89% of security incidents went unreported in 2007
RSA Conference released the results of its recent survey of security professionals regarding the critical industry and infrastructure issues they currently face. The survey identified four specific types of security threats as major pain-points for the industry in the coming year.
Forty-nine percent of respondents cited data leakage of customer or employee data as their primary area of concern.
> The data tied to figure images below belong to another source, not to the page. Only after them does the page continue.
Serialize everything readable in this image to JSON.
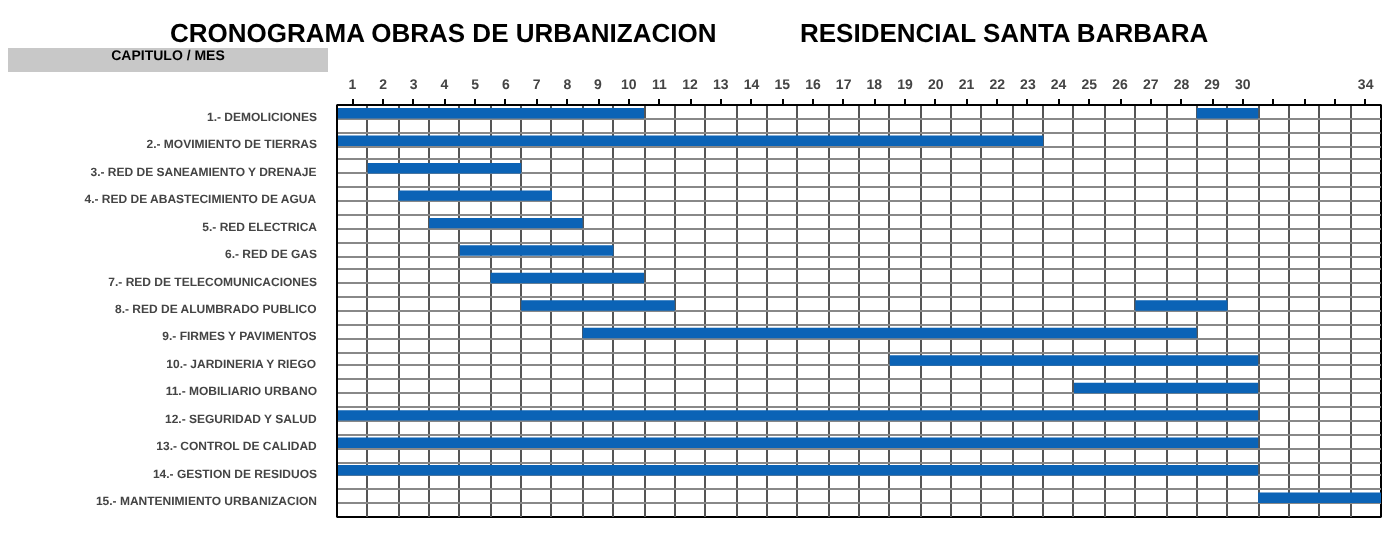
{
  "chart_data": {
    "type": "bar",
    "orientation": "horizontal",
    "title": "CRONOGRAMA OBRAS DE URBANIZACION",
    "subtitle": "RESIDENCIAL SANTA BARBARA",
    "annotations": [
      "CAPITULO / MES"
    ],
    "categories": [
      "1.- DEMOLICIONES",
      "2.- MOVIMIENTO DE TIERRAS",
      "3.- RED DE SANEAMIENTO Y DRENAJE",
      "4.- RED DE ABASTECIMIENTO DE AGUA",
      "5.- RED ELECTRICA",
      "6.- RED DE GAS",
      "7.- RED DE TELECOMUNICACIONES",
      "8.- RED DE ALUMBRADO PUBLICO",
      "9.- FIRMES Y PAVIMENTOS",
      "10.- JARDINERIA Y RIEGO",
      "11.- MOBILIARIO URBANO",
      "12.- SEGURIDAD Y SALUD",
      "13.- CONTROL DE CALIDAD",
      "14.- GESTION DE RESIDUOS",
      "15.- MANTENIMIENTO URBANIZACION"
    ],
    "series": [
      {
        "color": "#0b63b6",
        "base": [
          0.5,
          0.5,
          1.5,
          2.5,
          3.5,
          4.5,
          5.5,
          6.5,
          8.5,
          18.5,
          24.5,
          0.5,
          0.5,
          0.5,
          30.5
        ],
        "values": [
          10,
          23,
          5,
          5,
          5,
          5,
          5,
          5,
          20,
          12,
          6,
          30,
          30,
          30,
          4
        ]
      },
      {
        "color": "#0b63b6",
        "base": [
          28.5,
          null,
          null,
          null,
          null,
          null,
          null,
          26.5,
          null,
          null,
          null,
          null,
          null,
          null,
          null
        ],
        "values": [
          2,
          null,
          null,
          null,
          null,
          null,
          null,
          3,
          null,
          null,
          null,
          null,
          null,
          null,
          null
        ]
      }
    ],
    "xlim": [
      0.5,
      34.5
    ],
    "xticks": [
      1,
      2,
      3,
      4,
      5,
      6,
      7,
      8,
      9,
      10,
      11,
      12,
      13,
      14,
      15,
      16,
      17,
      18,
      19,
      20,
      21,
      22,
      23,
      24,
      25,
      26,
      27,
      28,
      29,
      30,
      {
        "value": 31,
        "label": null
      },
      {
        "value": 32,
        "label": null
      },
      {
        "value": 33,
        "label": null
      },
      34
    ],
    "grid": true
  }
}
Coming in a close second, concerns about e-mail-borne malware/phishing were cited by 41% of survey respondents. Web-borne malware and insider threats/theft were also worrisome to security professionals, both cited by 36% of the respondents.
When asked about the top security and organizational challenges, 49% of survey respondents cited lost or stolen devices. Tied for second place, 47% of respondents noted both non-malicious employee errors and educating employees. Budgetary constraints trouble 44% of respondents.
54% of respondents admitted that they had dealt with a security incident – defined as an unexpected activity that brought sudden risk to the organization and took one or more security personnel to address – in 2007. Additionally, 13% stated that they addressed more than 20 security incidents during 2007.
Of these incidents, data leakage of customer or employee data, insider threats/theft and intellectual property theft accounted for 29%, 28% and 16% respectively. However, only 11% of those surveyed publicly disclosed any of those security breaches or possible data losses.
In an attempt to uncover the impact of the “Storm” worm and resulting botnet, a backdoor Trojan horse that had detrimental affects on computer operating systems and received extensive media coverage in 2007, the survey found that a mere two percent of organizations were seriously affected by the outbreak. Conversely, 86% said that their organization was not affected by Storm at all.